The judge reads a finished transcript and scores each metric. This is mostly reading comprehension; quality matters less than calibration consistency. Practical tips:

  • Pick one judge and stick with it. Switching judges between runs makes scores incomparable.
  • Stronger judges are worth it for production CI. If a regression slips past the judge, you ship the bug. The cost is small relative to the per-conversation agent cost.
  • Test the judge on known-good transcripts. If a judge consistently mis-scores cases you know should pass, retire it.

Setting models

Put it in settings.toml:

[models]
agent = "openai/gpt-4o-mini"
simulator = "gemini/gemini-1.5-flash"
judge = "anthropic/claude-3-5-haiku-20241022"

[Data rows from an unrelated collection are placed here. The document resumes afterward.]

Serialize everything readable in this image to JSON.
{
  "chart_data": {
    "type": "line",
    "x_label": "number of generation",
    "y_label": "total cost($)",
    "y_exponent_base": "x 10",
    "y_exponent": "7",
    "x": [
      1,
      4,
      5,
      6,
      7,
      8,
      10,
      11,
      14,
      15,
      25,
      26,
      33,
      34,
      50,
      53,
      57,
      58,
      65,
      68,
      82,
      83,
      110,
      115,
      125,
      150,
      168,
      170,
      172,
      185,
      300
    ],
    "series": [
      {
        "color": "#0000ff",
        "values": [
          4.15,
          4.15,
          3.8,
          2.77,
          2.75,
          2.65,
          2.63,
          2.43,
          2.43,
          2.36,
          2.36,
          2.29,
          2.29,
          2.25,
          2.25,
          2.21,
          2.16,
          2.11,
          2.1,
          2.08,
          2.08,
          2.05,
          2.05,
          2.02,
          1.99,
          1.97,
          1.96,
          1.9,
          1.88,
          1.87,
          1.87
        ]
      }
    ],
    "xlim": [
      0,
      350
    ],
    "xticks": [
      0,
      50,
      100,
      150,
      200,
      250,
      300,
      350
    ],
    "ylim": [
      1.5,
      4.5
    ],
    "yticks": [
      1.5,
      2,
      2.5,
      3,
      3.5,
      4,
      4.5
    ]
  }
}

Or per run via RunOptions:

from voicetest.models.test_case import RunOptions

options = RunOptions(
    agent_model="openai/gpt-4o",
    simulator_model="openai/gpt-4o-mini",
    judge_model="anthropic/claude-3-5-sonnet-20241022",
)

Or per test case (requires test_model_precedence = true in run options):

{
  "name": "Hard escalation case",
  "user_prompt": "...",
  "metrics": ["..."],
  "llm_model": "openai/gpt-4o",
  "type": "llm"
}

Provider-specific notes

  • LiteLLM format — voicetest uses LiteLLM for all routing, so any provider LiteLLM supports works. Format: provider/model-name.
  • Vertex AI region — set VERTEXAI_LOCATION=global for newer Gemini models. See Configuration: Vertex AI.
  • Claude Code passthrough — use your existing Claude Code subscription instead of an API key. See Claude Code Integration.
  • Ollama for local — fully offline, free, and reproducible. Install Ollama, pull the model, and use ollama_chat/<model> in voicetest. Bigger models give better quality at the cost of speed.

Caching

Voicetest caches LLM responses by default to avoid redundant calls when re-running tests. This makes the same suite cheap to re-run. Disable per call with --no-cache or no_cache = true in run options. See Features: LLM response cache for the disk and S3 backends.